De hecho, la historia sigue siendo, a pesar de todas las fuerzas sociales motrices determinantes de su curso, el drama de personas, que en modo alguno actúan siempre de forma racional. Sobre todo el drama de los acontecimientos políticos e históricos de los que uno ha sido partícipe, pero también el drama de experiencias personales: las de la propia vida, las crisis por las que uno ha atravesado. Sólo así es posible corregir a aquellos historiógrafos de la Iglesia, la teología y los concilios que minimizan a posteriori, ya por ignorancia o conformismo, conflictos que ellos no han vivido e interpretan documentos de manera en exceso “pro-gubernamental”. En ocasiones también tendré que expresarme críticamente sobre otros participantes en el drama. Lo cual no ha de ser entendido como una “vendetta” personal. No me falta capacidad de comprensión para otras opciones y posiciones. Pero en lo decisivo, no se trata —y en esto no hay vuelta de hoja— de cualesquiera susceptibilidades personales, sino de una gran disputa sobre la verdad que ha de ser dirimida en libertad. Y ello requiere a menudo una pluma afilada.
Libertad y verdad han sido y siguen siendo dos valores centrales de mi existencia intelectual. Siempre me he resistido a que, en las grandes confrontaciones con Roma, a mí se me atribuya unilateralmente la parte de la libertad y a mis adversarios la de la verdad. Es cierto que, en contraste con mis primeros cuarenta años, en la segunda mitad de mi vida el acento se ha ido desplazando más y más de la “libertad conquistada” (primer volumen) a la, precisamente en la Iglesia, “verdad controvertida” (segundo volumen), que estoy convencido que debe y puede ser anunciada, defendida y vivida con veracidad. Nunca me he considerado del número de los “beati possidentes “, de aquellos que, llenos de felicidad y orgullo, creen estar en posesión de la verdad. Antes bien, me he sentido solidario con los buscadores de la verdad, que saben que precisamente los científicos, filósofos y teólogos deben y pueden esforzarse permanentemente, y al margen de modas y tendencias, por alcanzar la verdad... asumiendo, claro está, todos los riesgos que a menudo lleva asociados la búsqueda de ésta.
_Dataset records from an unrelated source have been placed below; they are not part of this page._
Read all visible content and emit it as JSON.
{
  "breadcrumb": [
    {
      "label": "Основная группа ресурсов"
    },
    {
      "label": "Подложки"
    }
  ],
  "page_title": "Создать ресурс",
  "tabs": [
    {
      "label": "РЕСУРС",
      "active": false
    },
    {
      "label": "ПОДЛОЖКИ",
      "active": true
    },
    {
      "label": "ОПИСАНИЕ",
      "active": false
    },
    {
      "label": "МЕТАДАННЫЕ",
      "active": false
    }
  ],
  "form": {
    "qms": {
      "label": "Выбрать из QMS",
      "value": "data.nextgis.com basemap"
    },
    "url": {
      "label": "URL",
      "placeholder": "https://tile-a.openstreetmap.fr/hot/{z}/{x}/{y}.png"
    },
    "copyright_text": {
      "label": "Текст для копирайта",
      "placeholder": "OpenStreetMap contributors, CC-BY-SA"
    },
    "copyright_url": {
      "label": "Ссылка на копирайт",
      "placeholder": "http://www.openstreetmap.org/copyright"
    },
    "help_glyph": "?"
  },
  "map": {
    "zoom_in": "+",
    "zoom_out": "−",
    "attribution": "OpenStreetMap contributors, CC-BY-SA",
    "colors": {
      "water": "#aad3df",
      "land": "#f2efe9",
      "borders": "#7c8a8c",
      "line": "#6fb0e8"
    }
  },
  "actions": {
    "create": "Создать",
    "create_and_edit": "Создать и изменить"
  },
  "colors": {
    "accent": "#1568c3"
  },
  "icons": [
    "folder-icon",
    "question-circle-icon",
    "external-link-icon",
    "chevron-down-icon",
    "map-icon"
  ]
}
Nuestra memoria es, por supuesto, subjetiva; y nuestra evocación, selectiva. Una y otra siempre necesitan ser corregidas. En este libro tampoco he ahorrado esfuerzos por evitar en la medida de lo posible lagunas y tergiversaciones, ni en cotejar con las fuentes —consciente como soy de mi falibilidad— lo que debía ser cotejado.
Mucho de lo que aquí narro se basa en incuestionables documentos públicos o privados, que, cuando estimo necesario, cito al pie de la letra. Ciertos capítulos han sido leídos con actitud crítica por diversos testigos de la época. Me siento especialmente feliz de tener alrededor de mí en Tubinga algunos amigos muy competentes que han leído de cabo a rabo el borrador del texto. En el epílogo les manifiesto mi agradecimiento.
Así pues, la gratitud sigue siendo el estado de ánimo básico con que presento esta segunda parte del relato de mi vida. Merced a este sentimiento espero poder continuar recorriendo todavía durante un breve tiempo con valerosa alegría mi camino vital.